The case of In re Forstner Chain Corp., 1 Cir., 1949, 177 F.2d 572, has been called to our attention. In that case the First Circuit held an order similar to the order we have under consideration here, appeal-able. That court held that the order it had under consideration on appeal indicated that the District Judge, in making it, thought he was finished with the case once and for all and that it seemed more sensible under the circumstances to test the finality of the order by what the District Judge thought he was doing. We think the appealability of the order under consideration in the instant case should be tested by the nature, of the question the District Judge was called upon to decide and what he actually did in response thereto.
In denying the motion for entry of final judgment in the instant case the District Court was not finally disposing of an entire controversy between the parties. On the contrary he decided that a second disposition of the same issue would be improper. He had previously decided the case. Steccone considered the judgment entered not a final one and that until a final judgment was entered he was prevented from obtaining appellate review of the decision. Under the Judicial Code, 4 and the relevant decisions, 5 mandamus is the appropriate remedy to compel action in the event of failure or refusal of a court to enter judgment when the situation of a case requires. The courts recognize that the extraordinary remedy of mandamus is available because no remedy by way of appeal exists. 6
*200 Thus, the relief here sought by Steccone should have been invoked by petition for mandamus; however, “the matter being only one of form, we may properly treat this appeal as though it were a petition for a writ of mandamus”, Shapiro v. Bonanza Hotel Co., 9 Cir., 1950, 185 F.2d 777, 779, and proceed to dispose of it on that basis.

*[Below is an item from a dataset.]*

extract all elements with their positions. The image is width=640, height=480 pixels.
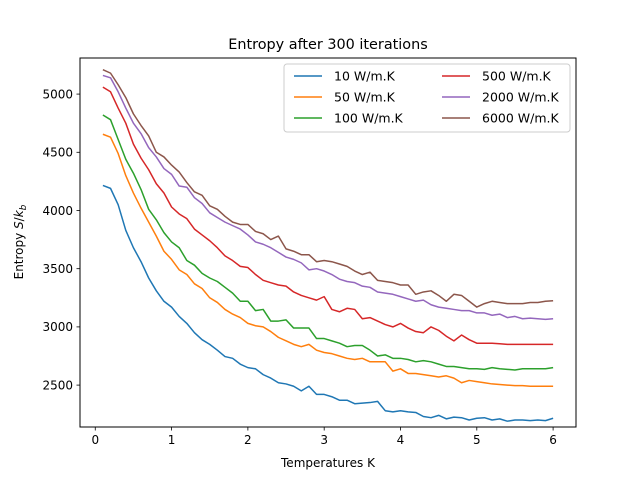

The “Memorandum Opinion” signed by the district judge on July 31, 1950, adjudicated all the matters in controversy and set forth the orders of the court. It was and is a judgment of the court. See In re Forstner Chain Corp., supra, 177 F.2d 572, 576, 577. This judgment was duly entered on the docket by the clerk and the notation in the docket is adequate to show the substance of the orders made, as required by Rule 79(a) of the Federal Rules of Civil Procedure, 28 U.S.C.A. 7 By reason of said entry the judgment became effective and appealable, pursuant to Rule 58. 8
i Steccone argues that the order made and entered was something less than a final, appealable order and in support of his position urges that the findings in the “Memorandum Opinion” are insufficient to satisfy the requirements of Rule 52(a). 9
Absence of requisite findings of fact is urged as a fatal defect. Such an absence of findings would at most stamp the judgment as erroneous, not void, and a determination of its correctness, if sought, would be obtained by appeal. The absence of requisite findings of fact is not such a jurisdictional defect as would prevent an appeal. 10
Further, Steccone urges that the “Memorandum Opinion” cannot properly be treated as a judgment, although it be sufficient on its face to serve that purpose, because it was not “settled and approved” in accordance with the rules of practice. Rule 58 of the Federal Rules of Civil Procedure requires that “the judge shall promptly settle or approve the form of the judgment and direct that it be entered by the clerk.” In the instant case, the trial judge in signing the “Memorandum Opinion,” approved the form of the judgment expressed there *201 in. 11 Rule 58 is supplemented by the local rules of practice for the District Court for the Northern District of California.